Captain America: The First Avenger (2011; dir. Joe Johnston) offers one of the better film adaptations I’ve seen of a comic book hero. It’s set in the early 1940s, with the United States preparing to engage Hitler’s troops in combat. The United States needs a secret weapon, and a scientist has devised a means to turn ordinary soldiers into super-soldiers. The process involves needles and iron-maiden-like machines and green liquids and numerous other devices (most of which glow, make noise, and emit sparks), but it does work. That’s how our hero Steve Rogers, a puny weakling who begs and lies his way into the army because he wants to serve his country, becomes Captain America. None of this makes much sense, of course, unless you’ve read enough comic books (as a boy, I read them), in which case it makes perfect sense. The Nazis make great villains, of course, as do the public relations people who try to turn Captain America into a swill for selling bonds and recruiting soldiers.
There’s no real break-out moment of super hero glory in this film, as there have been at moments in the early Superman and Batman and Spiderman films, but noise, action, guns, military trucks, and fighting abound. The film is entertaining and never boring and requires no thought. In fact, it’s better if you don’t apply to much thought to the film—just watch it.

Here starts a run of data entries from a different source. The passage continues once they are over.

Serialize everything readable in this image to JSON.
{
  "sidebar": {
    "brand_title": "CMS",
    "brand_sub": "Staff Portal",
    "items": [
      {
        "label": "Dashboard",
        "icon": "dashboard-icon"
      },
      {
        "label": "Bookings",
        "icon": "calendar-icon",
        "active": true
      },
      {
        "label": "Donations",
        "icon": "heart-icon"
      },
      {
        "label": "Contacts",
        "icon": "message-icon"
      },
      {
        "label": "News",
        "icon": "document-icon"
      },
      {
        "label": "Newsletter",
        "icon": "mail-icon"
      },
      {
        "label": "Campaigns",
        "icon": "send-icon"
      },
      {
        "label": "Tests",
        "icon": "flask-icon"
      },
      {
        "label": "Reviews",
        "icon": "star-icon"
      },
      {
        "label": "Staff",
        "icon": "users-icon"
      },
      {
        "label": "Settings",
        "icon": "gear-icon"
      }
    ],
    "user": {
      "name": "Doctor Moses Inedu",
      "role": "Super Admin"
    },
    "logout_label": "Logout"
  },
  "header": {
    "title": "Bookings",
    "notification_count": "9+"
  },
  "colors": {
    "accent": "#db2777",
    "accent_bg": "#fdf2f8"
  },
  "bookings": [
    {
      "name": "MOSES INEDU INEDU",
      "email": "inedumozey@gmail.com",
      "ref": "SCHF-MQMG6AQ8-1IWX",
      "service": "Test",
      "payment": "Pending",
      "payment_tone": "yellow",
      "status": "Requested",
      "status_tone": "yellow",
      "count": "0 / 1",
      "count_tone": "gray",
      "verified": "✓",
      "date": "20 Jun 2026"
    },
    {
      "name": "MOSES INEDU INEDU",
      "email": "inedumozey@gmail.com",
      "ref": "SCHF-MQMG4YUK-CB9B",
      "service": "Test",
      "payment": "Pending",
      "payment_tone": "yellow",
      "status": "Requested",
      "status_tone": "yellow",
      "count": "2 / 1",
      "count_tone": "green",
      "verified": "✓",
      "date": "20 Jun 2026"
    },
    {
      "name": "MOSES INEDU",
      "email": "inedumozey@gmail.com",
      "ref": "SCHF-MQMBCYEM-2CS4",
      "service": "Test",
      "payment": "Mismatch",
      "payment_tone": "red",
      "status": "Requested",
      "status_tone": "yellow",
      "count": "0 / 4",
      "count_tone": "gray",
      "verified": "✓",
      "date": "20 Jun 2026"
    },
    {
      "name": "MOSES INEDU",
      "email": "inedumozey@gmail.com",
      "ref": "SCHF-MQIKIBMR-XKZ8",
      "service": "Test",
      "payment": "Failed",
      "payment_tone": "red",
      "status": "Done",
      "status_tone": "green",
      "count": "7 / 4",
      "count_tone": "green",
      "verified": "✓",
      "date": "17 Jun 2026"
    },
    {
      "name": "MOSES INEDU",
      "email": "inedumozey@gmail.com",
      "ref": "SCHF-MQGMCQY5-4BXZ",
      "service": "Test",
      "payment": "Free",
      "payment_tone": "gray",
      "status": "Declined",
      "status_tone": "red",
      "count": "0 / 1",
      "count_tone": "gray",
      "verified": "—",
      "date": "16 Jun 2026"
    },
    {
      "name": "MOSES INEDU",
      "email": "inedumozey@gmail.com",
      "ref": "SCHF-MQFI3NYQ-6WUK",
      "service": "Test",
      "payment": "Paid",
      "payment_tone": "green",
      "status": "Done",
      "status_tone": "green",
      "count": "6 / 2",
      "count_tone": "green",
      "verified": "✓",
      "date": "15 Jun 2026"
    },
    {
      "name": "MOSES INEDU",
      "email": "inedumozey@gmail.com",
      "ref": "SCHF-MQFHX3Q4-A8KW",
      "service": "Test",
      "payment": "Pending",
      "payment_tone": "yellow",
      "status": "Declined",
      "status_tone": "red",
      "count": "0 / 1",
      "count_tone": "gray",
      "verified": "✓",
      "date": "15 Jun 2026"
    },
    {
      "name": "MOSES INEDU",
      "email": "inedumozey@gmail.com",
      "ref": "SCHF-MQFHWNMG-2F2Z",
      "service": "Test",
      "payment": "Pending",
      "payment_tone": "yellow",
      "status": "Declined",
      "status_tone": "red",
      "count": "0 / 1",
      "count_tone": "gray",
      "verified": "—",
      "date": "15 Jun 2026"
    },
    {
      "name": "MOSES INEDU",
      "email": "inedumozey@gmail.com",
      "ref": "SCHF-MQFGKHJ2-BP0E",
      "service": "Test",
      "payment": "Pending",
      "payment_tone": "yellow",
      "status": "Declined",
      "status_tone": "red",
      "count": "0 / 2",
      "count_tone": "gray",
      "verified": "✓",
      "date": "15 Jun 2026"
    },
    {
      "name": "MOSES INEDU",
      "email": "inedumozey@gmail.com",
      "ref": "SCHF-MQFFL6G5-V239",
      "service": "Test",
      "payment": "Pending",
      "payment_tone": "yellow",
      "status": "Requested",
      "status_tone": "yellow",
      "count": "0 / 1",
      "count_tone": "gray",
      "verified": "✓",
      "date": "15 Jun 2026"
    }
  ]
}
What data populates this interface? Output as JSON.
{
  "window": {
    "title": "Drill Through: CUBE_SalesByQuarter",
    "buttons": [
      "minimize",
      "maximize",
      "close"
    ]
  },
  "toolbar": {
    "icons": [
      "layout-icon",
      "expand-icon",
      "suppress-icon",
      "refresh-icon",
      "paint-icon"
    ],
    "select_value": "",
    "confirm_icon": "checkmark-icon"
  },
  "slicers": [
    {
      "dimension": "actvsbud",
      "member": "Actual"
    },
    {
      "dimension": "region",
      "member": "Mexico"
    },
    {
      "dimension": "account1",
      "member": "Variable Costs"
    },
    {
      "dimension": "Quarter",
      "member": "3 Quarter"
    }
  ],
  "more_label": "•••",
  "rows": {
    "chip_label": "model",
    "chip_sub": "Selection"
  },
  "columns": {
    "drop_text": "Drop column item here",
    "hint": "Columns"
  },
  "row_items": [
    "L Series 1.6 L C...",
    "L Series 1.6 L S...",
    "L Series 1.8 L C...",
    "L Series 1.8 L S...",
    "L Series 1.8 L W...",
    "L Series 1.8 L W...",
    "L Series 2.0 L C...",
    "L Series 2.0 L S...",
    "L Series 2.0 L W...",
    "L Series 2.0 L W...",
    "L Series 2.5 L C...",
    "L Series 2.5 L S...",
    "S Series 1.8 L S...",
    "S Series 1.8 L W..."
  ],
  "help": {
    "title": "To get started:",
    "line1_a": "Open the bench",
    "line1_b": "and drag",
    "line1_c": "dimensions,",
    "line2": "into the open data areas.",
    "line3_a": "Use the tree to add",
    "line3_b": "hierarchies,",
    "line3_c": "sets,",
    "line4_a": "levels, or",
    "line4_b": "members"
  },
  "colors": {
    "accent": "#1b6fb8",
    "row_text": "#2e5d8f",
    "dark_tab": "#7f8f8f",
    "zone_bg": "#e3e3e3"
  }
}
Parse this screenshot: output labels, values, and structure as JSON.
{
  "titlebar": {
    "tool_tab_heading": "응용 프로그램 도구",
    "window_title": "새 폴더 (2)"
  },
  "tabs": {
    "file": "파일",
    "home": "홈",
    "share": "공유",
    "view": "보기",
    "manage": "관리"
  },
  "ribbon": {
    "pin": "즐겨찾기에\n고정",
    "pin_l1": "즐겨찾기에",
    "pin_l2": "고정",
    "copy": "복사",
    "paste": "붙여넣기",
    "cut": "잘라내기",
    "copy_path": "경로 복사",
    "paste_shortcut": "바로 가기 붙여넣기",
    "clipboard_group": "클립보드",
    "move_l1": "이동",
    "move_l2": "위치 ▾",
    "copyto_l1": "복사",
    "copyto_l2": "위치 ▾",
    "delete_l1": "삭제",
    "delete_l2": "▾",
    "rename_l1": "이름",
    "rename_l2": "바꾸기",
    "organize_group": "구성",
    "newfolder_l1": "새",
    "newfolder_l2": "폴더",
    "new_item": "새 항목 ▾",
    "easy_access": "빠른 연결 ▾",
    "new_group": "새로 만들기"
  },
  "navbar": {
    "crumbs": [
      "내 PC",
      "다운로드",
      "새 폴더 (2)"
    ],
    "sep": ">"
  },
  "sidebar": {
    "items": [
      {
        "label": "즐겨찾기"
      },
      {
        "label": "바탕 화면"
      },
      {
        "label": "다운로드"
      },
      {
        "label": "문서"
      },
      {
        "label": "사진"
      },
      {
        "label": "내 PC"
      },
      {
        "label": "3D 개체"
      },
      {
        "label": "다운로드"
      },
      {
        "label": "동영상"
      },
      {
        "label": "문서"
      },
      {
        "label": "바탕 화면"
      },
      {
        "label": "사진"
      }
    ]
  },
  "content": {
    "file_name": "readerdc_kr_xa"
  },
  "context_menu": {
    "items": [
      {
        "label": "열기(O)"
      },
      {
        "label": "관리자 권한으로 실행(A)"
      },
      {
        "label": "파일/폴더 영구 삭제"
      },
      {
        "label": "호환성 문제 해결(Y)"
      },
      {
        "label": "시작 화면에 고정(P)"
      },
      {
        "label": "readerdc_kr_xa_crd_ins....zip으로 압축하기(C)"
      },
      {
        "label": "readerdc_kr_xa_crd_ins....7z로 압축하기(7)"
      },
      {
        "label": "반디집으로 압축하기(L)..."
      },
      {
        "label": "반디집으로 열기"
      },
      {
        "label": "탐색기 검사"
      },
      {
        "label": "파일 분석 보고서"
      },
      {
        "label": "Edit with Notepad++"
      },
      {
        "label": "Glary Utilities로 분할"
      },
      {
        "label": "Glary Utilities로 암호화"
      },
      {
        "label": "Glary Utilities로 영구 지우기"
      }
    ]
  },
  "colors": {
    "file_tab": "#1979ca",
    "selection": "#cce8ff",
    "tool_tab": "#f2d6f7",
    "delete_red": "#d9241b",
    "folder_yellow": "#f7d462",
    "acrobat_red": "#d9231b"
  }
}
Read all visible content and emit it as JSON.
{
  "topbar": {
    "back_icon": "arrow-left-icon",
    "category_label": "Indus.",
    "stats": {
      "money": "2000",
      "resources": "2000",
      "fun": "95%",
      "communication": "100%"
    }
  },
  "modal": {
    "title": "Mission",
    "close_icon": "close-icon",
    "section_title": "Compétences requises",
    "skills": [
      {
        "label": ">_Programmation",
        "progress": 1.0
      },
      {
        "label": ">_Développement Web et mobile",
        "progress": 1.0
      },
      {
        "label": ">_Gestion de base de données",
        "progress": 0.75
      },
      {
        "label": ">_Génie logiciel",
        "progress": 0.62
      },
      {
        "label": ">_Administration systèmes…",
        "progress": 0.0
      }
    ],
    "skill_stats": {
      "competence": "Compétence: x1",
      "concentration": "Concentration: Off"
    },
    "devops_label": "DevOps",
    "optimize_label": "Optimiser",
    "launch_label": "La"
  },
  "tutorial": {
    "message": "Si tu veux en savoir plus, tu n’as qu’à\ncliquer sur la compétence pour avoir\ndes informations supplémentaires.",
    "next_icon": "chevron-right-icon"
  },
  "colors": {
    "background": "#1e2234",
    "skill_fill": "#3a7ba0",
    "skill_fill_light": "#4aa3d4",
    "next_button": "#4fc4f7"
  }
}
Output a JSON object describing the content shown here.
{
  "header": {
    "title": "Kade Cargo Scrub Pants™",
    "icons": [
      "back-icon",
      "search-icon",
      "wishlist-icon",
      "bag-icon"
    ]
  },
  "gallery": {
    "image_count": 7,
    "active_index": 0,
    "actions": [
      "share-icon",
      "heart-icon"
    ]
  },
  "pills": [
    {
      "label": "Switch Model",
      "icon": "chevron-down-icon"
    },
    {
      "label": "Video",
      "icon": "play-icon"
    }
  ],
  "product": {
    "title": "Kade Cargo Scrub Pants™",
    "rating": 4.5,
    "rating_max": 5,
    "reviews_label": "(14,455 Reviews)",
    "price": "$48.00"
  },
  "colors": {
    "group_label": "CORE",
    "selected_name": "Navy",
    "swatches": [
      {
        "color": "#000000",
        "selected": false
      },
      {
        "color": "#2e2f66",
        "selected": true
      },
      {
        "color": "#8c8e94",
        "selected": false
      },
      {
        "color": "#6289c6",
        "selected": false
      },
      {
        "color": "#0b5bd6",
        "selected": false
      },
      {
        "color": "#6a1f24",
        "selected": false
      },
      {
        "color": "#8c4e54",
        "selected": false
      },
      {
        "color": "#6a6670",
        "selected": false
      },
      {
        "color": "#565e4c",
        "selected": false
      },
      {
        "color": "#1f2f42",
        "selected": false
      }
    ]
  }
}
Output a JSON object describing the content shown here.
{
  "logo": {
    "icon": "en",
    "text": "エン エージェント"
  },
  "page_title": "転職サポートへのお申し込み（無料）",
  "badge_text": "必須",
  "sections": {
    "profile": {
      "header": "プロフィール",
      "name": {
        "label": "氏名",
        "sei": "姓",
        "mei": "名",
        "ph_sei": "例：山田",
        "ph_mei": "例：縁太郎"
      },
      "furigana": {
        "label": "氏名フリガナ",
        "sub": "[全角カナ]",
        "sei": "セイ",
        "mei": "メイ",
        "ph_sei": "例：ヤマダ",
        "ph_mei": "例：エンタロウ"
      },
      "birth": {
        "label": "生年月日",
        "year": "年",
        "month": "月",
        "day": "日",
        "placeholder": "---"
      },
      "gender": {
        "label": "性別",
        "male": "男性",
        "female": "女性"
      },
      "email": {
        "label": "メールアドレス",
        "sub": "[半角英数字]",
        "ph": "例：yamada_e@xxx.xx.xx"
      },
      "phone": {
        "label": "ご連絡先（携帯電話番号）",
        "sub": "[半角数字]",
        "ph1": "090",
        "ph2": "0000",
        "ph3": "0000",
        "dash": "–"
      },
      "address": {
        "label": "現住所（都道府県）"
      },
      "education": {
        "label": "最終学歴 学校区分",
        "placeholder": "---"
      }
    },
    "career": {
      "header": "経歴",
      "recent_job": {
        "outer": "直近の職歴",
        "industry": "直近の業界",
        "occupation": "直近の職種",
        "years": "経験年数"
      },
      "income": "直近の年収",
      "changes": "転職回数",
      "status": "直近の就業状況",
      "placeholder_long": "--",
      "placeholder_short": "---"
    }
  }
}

The end of this film, which moves Captain America from the 1940s to 2010, is a bit contrived and forced. The 1940s plot doesn’t really come to a conclusion. It just stops. Then Captain America, catapulted by some absurd 1940s contrivance into the future, finds himself in Times Square of New York City, all in preparation for another film, The Avengers (2012; dir. Josh Whedon) in which Captain America teams up with Iron Man and Thor and some other super fellows. Oh boy.